RECOMMENDED RESEARCH PRIORITIES
The group recommended five areas of focus for operational research on adult undernutrition. First, proposed cutoffs for BMI, Cormic-adjusted BMI and MUAC should be validated using mortality and other data on functional outcomes, such as morbidity, ability to carry out routine activities, and reproductive health outcomes. Second, the variation in MUAC by age, sex and ethnic group is largely unknown. Data on MUAC from various groups, including both well nourished and undernourished adults, should be collected as soon as possible. Third, the aetiology of adult undernutrition, including adult nutritional oedema, requires further investigation. Health and food security indicators should be considered in this investigation. Fourth, anthropometric and functional methods to differentiate between acute and chronic undernutrition need to be developed.

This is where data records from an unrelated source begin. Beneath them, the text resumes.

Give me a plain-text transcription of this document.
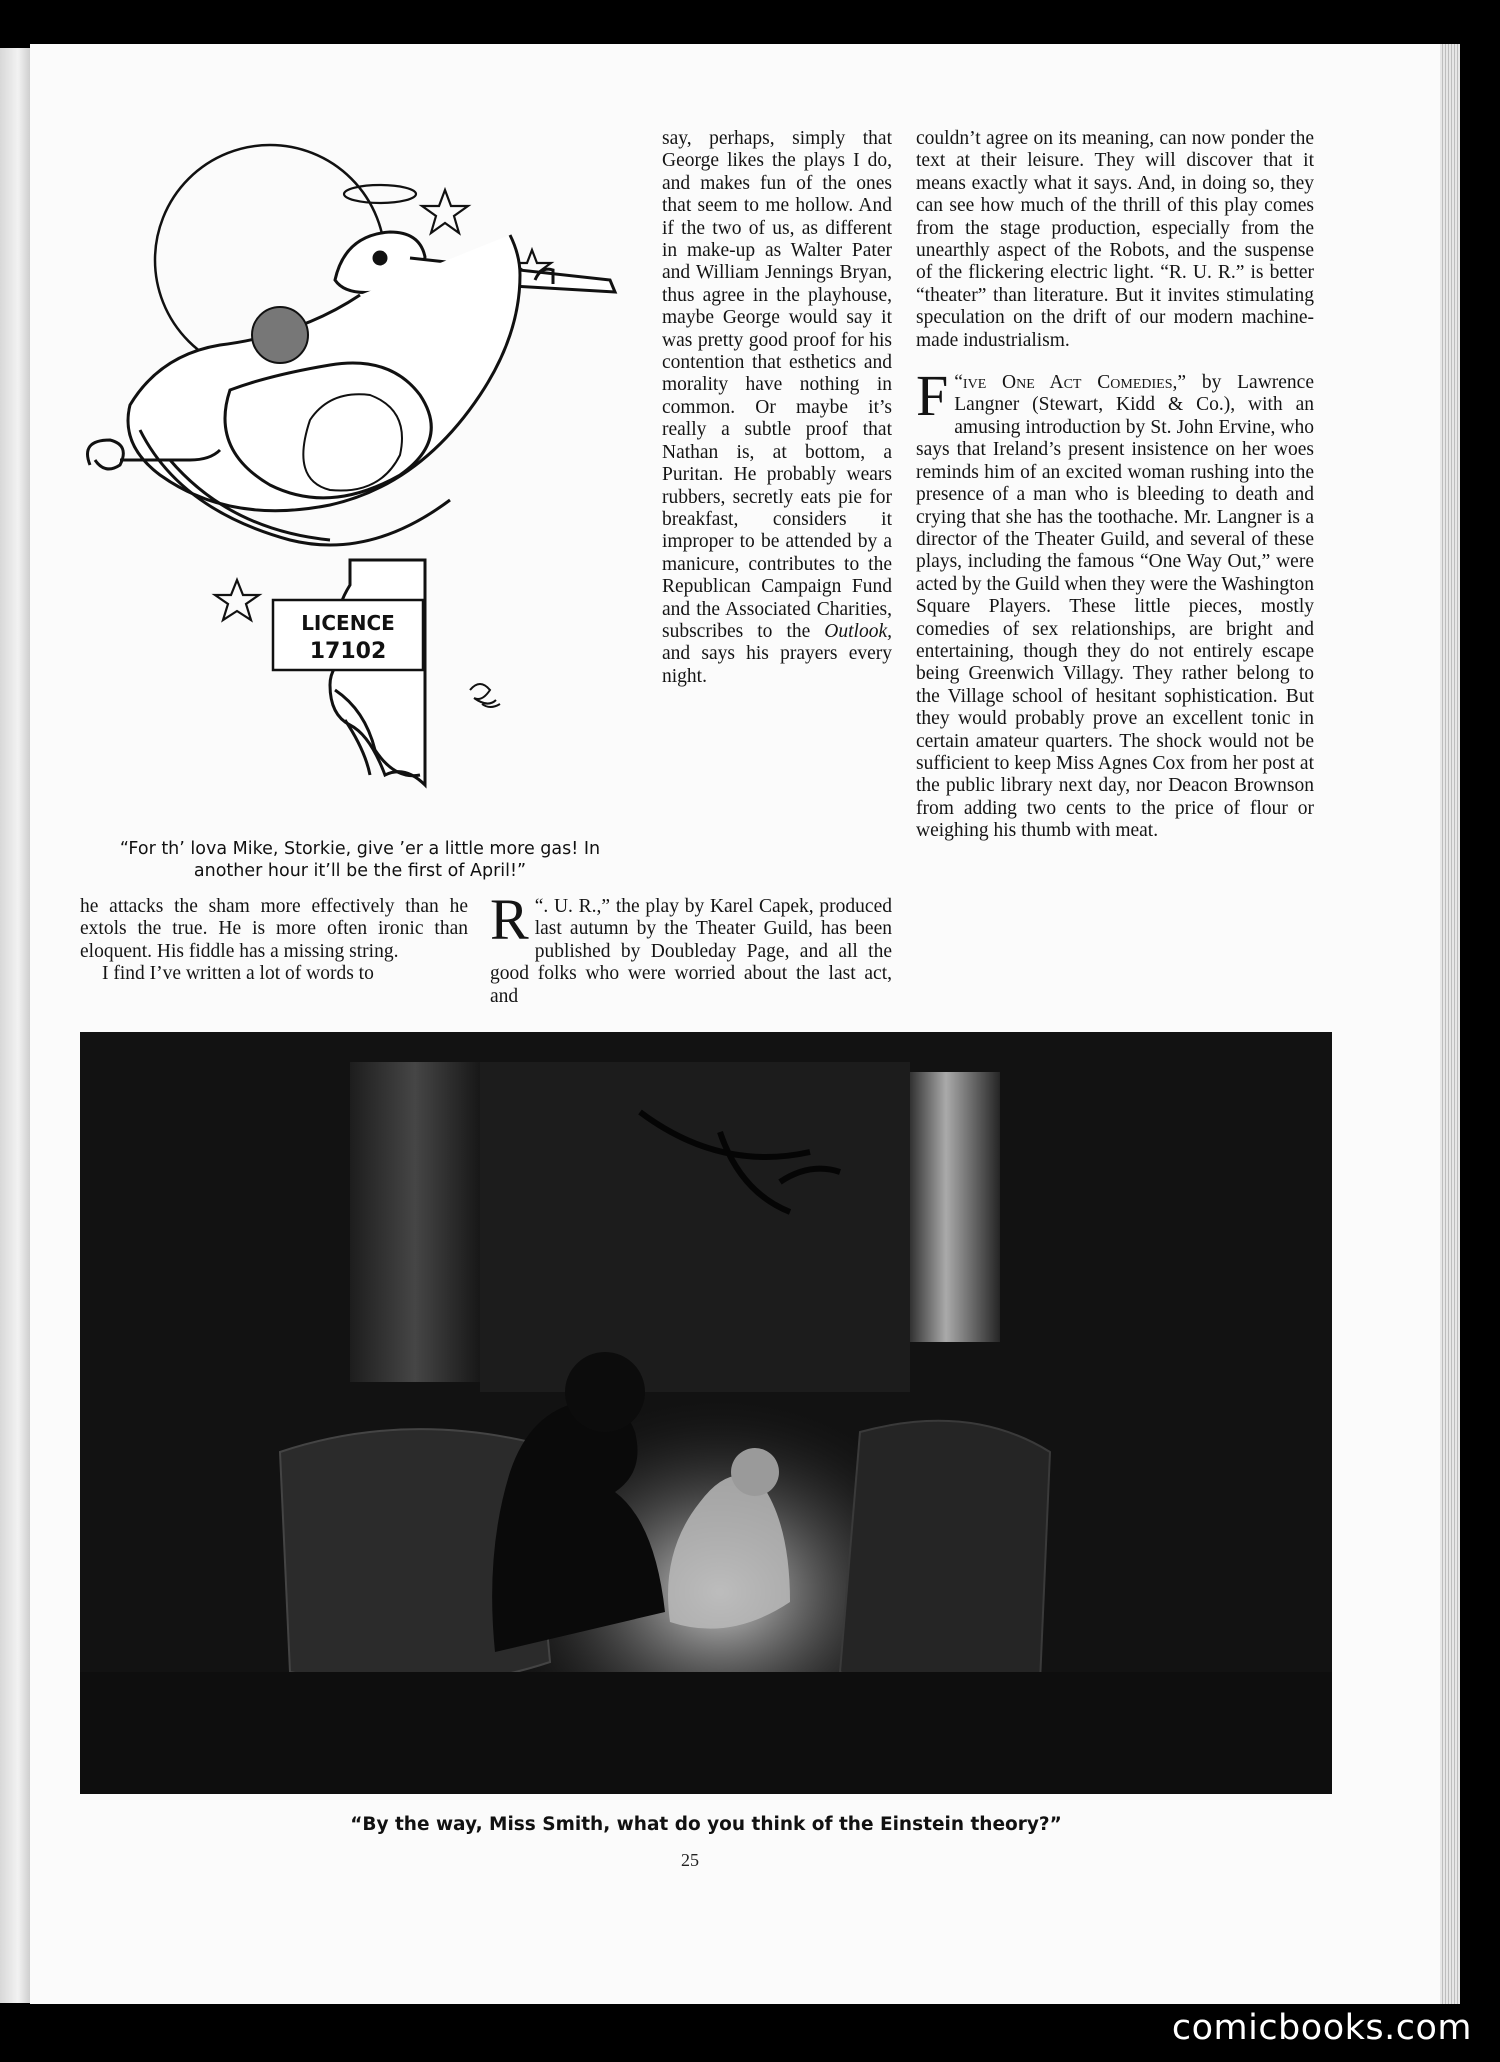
LICENCE
17102
“For th’ lova Mike, Storkie, give ’er a little more gas! In another hour it’ll be the first of April!”

say, perhaps, simply that George likes the plays I do, and makes fun of the ones that seem to me hollow. And if the two of us, as different in make-up as Walter Pater and William Jennings Bryan, thus agree in the playhouse, maybe George would say it was pretty good proof for his contention that esthetics and morality have nothing in common. Or maybe it’s really a subtle proof that Nathan is, at bottom, a Puritan. He probably wears rubbers, secretly eats pie for breakfast, considers it improper to be attended by a manicure, contributes to the Republican Campaign Fund and the Associated Charities, subscribes to the Outlook, and says his prayers every night.

couldn’t agree on its meaning, can now ponder the text at their leisure. They will discover that it means exactly what it says. And, in doing so, they can see how much of the thrill of this play comes from the stage production, especially from the unearthly aspect of the Robots, and the suspense of the flickering electric light. “R. U. R.” is better “theater” than literature. But it invites stimulating speculation on the drift of our modern machine-made industrialism.

“
F ive One Act Comedies,” by Lawrence Langner (Stewart, Kidd & Co.), with an amusing introduction by St. John Ervine, who says that Ireland’s present insistence on her woes reminds him of an excited woman rushing into the presence of a man who is bleeding to death and crying that she has the toothache. Mr. Langner is a director of the Theater Guild, and several of these plays, including the famous “One Way Out,” were acted by the Guild when they were the Washington Square Players. These little pieces, mostly comedies of sex relationships, are bright and entertaining, though they do not entirely escape being Greenwich Villagy. They rather belong to the Village school of hesitant sophistication. But they would probably prove an excellent tonic in certain amateur quarters. The shock would not be sufficient to keep Miss Agnes Cox from her post at the public library next day, nor Deacon Brownson from adding two cents to the price of flour or weighing his thumb with meat.

he attacks the sham more effectively than he extols the true. He is more often ironic than eloquent. His fiddle has a missing string.

I find I’ve written a lot of words to

“
R . U. R.,” the play by Karel Capek, produced last autumn by the Theater Guild, has been published by Doubleday Page, and all the good folks who were worried about the last act, and

“By the way, Miss Smith, what do you think of the Einstein theory?”
25
comicbooks.com
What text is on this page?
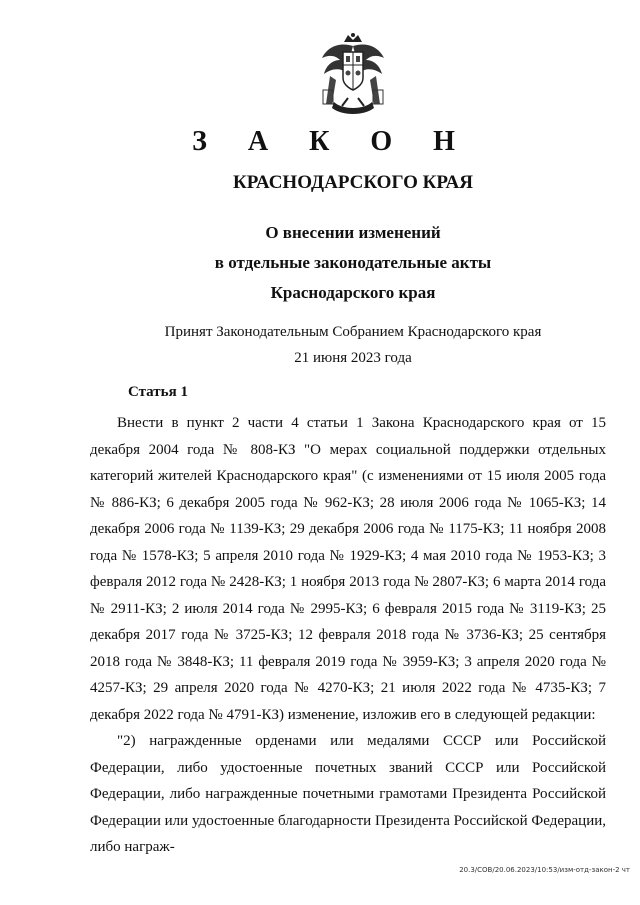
З А К О Н
КРАСНОДАРСКОГО КРАЯ
О внесении изменений
в отдельные законодательные акты
Краснодарского края
Принят Законодательным Собранием Краснодарского края
21 июня 2023 года
Статья 1

Внести в пункт 2 части 4 статьи 1 Закона Краснодарского края от 15 декабря 2004 года № 808-КЗ "О мерах социальной поддержки отдельных категорий жителей Краснодарского края" (с изменениями от 15 июля 2005 года № 886-КЗ; 6 декабря 2005 года № 962-КЗ; 28 июля 2006 года № 1065-КЗ; 14 декабря 2006 года № 1139-КЗ; 29 декабря 2006 года № 1175-КЗ; 11 ноября 2008 года № 1578-КЗ; 5 апреля 2010 года № 1929-КЗ; 4 мая 2010 года № 1953-КЗ; 3 февраля 2012 года № 2428-КЗ; 1 ноября 2013 года № 2807-КЗ; 6 марта 2014 года № 2911-КЗ; 2 июля 2014 года № 2995-КЗ; 6 февраля 2015 года № 3119-КЗ; 25 декабря 2017 года № 3725-КЗ; 12 февраля 2018 года № 3736-КЗ; 25 сентября 2018 года № 3848-КЗ; 11 февраля 2019 года № 3959-КЗ; 3 апреля 2020 года № 4257-КЗ; 29 апреля 2020 года № 4270-КЗ; 21 июля 2022 года № 4735-КЗ; 7 декабря 2022 года № 4791-КЗ) изменение, изложив его в следующей редакции:

"2) награжденные орденами или медалями СССР или Российской Федерации, либо удостоенные почетных званий СССР или Российской Федерации, либо награжденные почетными грамотами Президента Российской Федерации или удостоенные благодарности Президента Российской Федерации, либо награж-

20.3/СОВ/20.06.2023/10:53/изм-отд-закон-2 чт
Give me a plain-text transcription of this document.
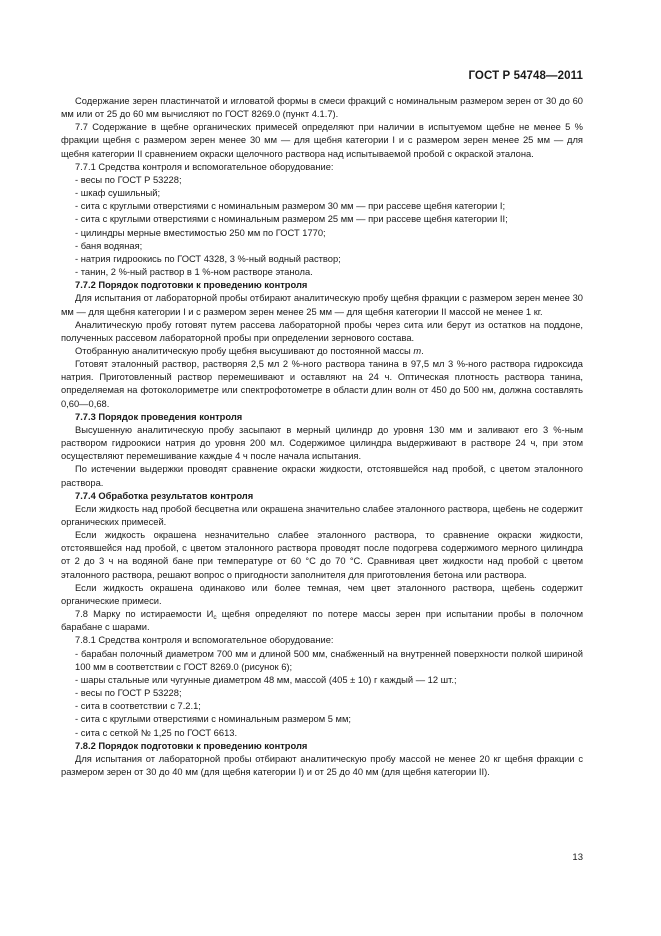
ГОСТ Р 54748—2011

Содержание зерен пластинчатой и игловатой формы в смеси фракций с номинальным размером зерен от 30 до 60 мм или от 25 до 60 мм вычисляют по ГОСТ 8269.0 (пункт 4.1.7).

7.7 Содержание в щебне органических примесей определяют при наличии в испытуемом щебне не менее 5 % фракции щебня с размером зерен менее 30 мм — для щебня категории I и с размером зерен менее 25 мм — для щебня категории II сравнением окраски щелочного раствора над испытываемой пробой с окраской эталона.

7.7.1 Средства контроля и вспомогательное оборудование:

- весы по ГОСТ Р 53228;

- шкаф сушильный;

- сита с круглыми отверстиями с номинальным размером 30 мм — при рассеве щебня категории I;

- сита с круглыми отверстиями с номинальным размером 25 мм — при рассеве щебня категории II;

- цилиндры мерные вместимостью 250 мм по ГОСТ 1770;

- баня водяная;

- натрия гидроокись по ГОСТ 4328, 3 %-ный водный раствор;

- танин, 2 %-ный раствор в 1 %-ном растворе этанола.

7.7.2 Порядок подготовки к проведению контроля

Для испытания от лабораторной пробы отбирают аналитическую пробу щебня фракции с размером зерен менее 30 мм — для щебня категории I и с размером зерен менее 25 мм — для щебня категории II массой не менее 1 кг.

Аналитическую пробу готовят путем рассева лабораторной пробы через сита или берут из остатков на поддоне, полученных рассевом лабораторной пробы при определении зернового состава.

Отобранную аналитическую пробу щебня высушивают до постоянной массы m.

Готовят эталонный раствор, растворяя 2,5 мл 2 %-ного раствора танина в 97,5 мл 3 %-ного раствора гидроксида натрия. Приготовленный раствор перемешивают и оставляют на 24 ч. Оптическая плотность раствора танина, определяемая на фотоколориметре или спектрофотометре в области длин волн от 450 до 500 нм, должна составлять 0,60—0,68.

7.7.3 Порядок проведения контроля

Высушенную аналитическую пробу засыпают в мерный цилиндр до уровня 130 мм и заливают его 3 %-ным раствором гидроокиси натрия до уровня 200 мл. Содержимое цилиндра выдерживают в растворе 24 ч, при этом осуществляют перемешивание каждые 4 ч после начала испытания.

По истечении выдержки проводят сравнение окраски жидкости, отстоявшейся над пробой, с цветом эталонного раствора.

7.7.4 Обработка результатов контроля

Если жидкость над пробой бесцветна или окрашена значительно слабее эталонного раствора, щебень не содержит органических примесей.

Если жидкость окрашена незначительно слабее эталонного раствора, то сравнение окраски жидкости, отстоявшейся над пробой, с цветом эталонного раствора проводят после подогрева содержимого мерного цилиндра от 2 до 3 ч на водяной бане при температуре от 60 °С до 70 °С. Сравнивая цвет жидкости над пробой с цветом эталонного раствора, решают вопрос о пригодности заполнителя для приготовления бетона или раствора.

Если жидкость окрашена одинаково или более темная, чем цвет эталонного раствора, щебень содержит органические примеси.

7.8 Марку по истираемости $И_с$ щебня определяют по потере массы зерен при испытании пробы в полочном барабане с шарами.

7.8.1 Средства контроля и вспомогательное оборудование:

- барабан полочный диаметром 700 мм и длиной 500 мм, снабженный на внутренней поверхности полкой шириной 100 мм в соответствии с ГОСТ 8269.0 (рисунок 6);

- шары стальные или чугунные диаметром 48 мм, массой (405 ± 10) г каждый — 12 шт.;

- весы по ГОСТ Р 53228;

- сита в соответствии с 7.2.1;

- сита с круглыми отверстиями с номинальным размером 5 мм;

- сита с сеткой № 1,25 по ГОСТ 6613.

7.8.2 Порядок подготовки к проведению контроля

Для испытания от лабораторной пробы отбирают аналитическую пробу массой не менее 20 кг щебня фракции с размером зерен от 30 до 40 мм (для щебня категории I) и от 25 до 40 мм (для щебня категории II).

13
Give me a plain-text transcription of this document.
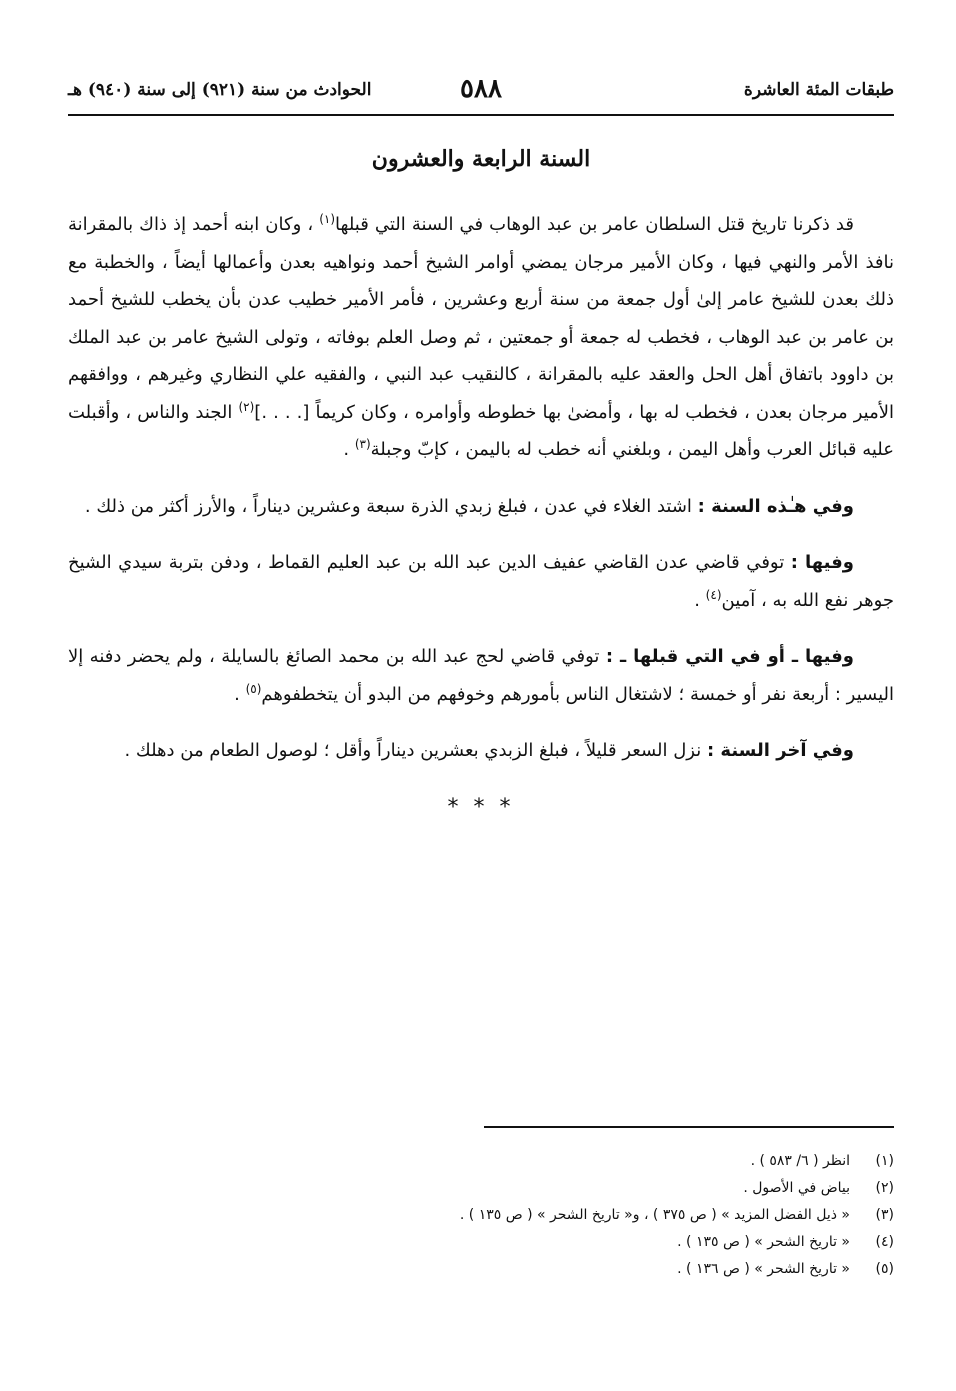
طبقات المئة العاشرة
٥٨٨
الحوادث من سنة (٩٢١) إلى سنة (٩٤٠) هـ
السنة الرابعة والعشرون

قد ذكرنا تاريخ قتل السلطان عامر بن عبد الوهاب في السنة التي قبلها$^{(١)}$ ، وكان ابنه أحمد إذ ذاك بالمقرانة نافذ الأمر والنهي فيها ، وكان الأمير مرجان يمضي أوامر الشيخ أحمد ونواهيه بعدن وأعمالها أيضاً ، والخطبة مع ذلك بعدن للشيخ عامر إلىٰ أول جمعة من سنة أربع وعشرين ، فأمر الأمير خطيب عدن بأن يخطب للشيخ أحمد بن عامر بن عبد الوهاب ، فخطب له جمعة أو جمعتين ، ثم وصل العلم بوفاته ، وتولى الشيخ عامر بن عبد الملك بن داوود باتفاق أهل الحل والعقد عليه بالمقرانة ، كالنقيب عبد النبي ، والفقيه علي النظاري وغيرهم ، ووافقهم الأمير مرجان بعدن ، فخطب له بها ، وأمضىٰ بها خطوطه وأوامره ، وكان كريماً [. . . .]$^{(٢)}$ الجند والناس ، وأقبلت عليه قبائل العرب وأهل اليمن ، وبلغني أنه خطب له باليمن ، كإبّ وجبلة$^{(٣)}$ .

وفي هـٰذه السنة : اشتد الغلاء في عدن ، فبلغ زبدي الذرة سبعة وعشرين ديناراً ، والأرز أكثر من ذلك .

وفيها : توفي قاضي عدن القاضي عفيف الدين عبد الله بن عبد العليم القماط ، ودفن بتربة سيدي الشيخ جوهر نفع الله به ، آمين$^{(٤)}$ .

وفيها ـ أو في التي قبلها ـ : توفي قاضي لحج عبد الله بن محمد الصائغ بالسايلة ، ولم يحضر دفنه إلا اليسير : أربعة نفر أو خمسة ؛ لاشتغال الناس بأمورهم وخوفهم من البدو أن يتخطفوهم$^{(٥)}$ .

وفي آخر السنة : نزل السعر قليلاً ، فبلغ الزبدي بعشرين ديناراً وأقل ؛ لوصول الطعام من دهلك .

* * *
(١)انظر ( ٦/ ٥٨٣ ) .
(٢)بياض في الأصول .
(٣)« ذيل الفضل المزيد » ( ص ٣٧٥ ) ، و« تاريخ الشحر » ( ص ١٣٥ ) .
(٤)« تاريخ الشحر » ( ص ١٣٥ ) .
(٥)« تاريخ الشحر » ( ص ١٣٦ ) .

Fifth, anthropometric methods for assessment of undernutrition in the 18-25 year group, in older persons and in adolescents need further development. The SCN Working Group on Emergencies Thematic Group on Adult Malnutrition will further develop this research agenda and make steps towards its implementation.
Acknowledgements
The meeting and this report was possible through the support provided to the Food and Nutrition Technical Assistance (FANTA) Project by the Office of Health and Nutrition of the Bureau for Global Programs Field Support and Research at the U.S. Agency for International Development, under terms of Cooperative Agreement No. HRN-A-00-98-00046-00 awarded to the Academy for Educational Development (AED). The opinions expressed at the meeting are those of the participants and do not necessarily reflect the views of the U.S. Agency for International Development.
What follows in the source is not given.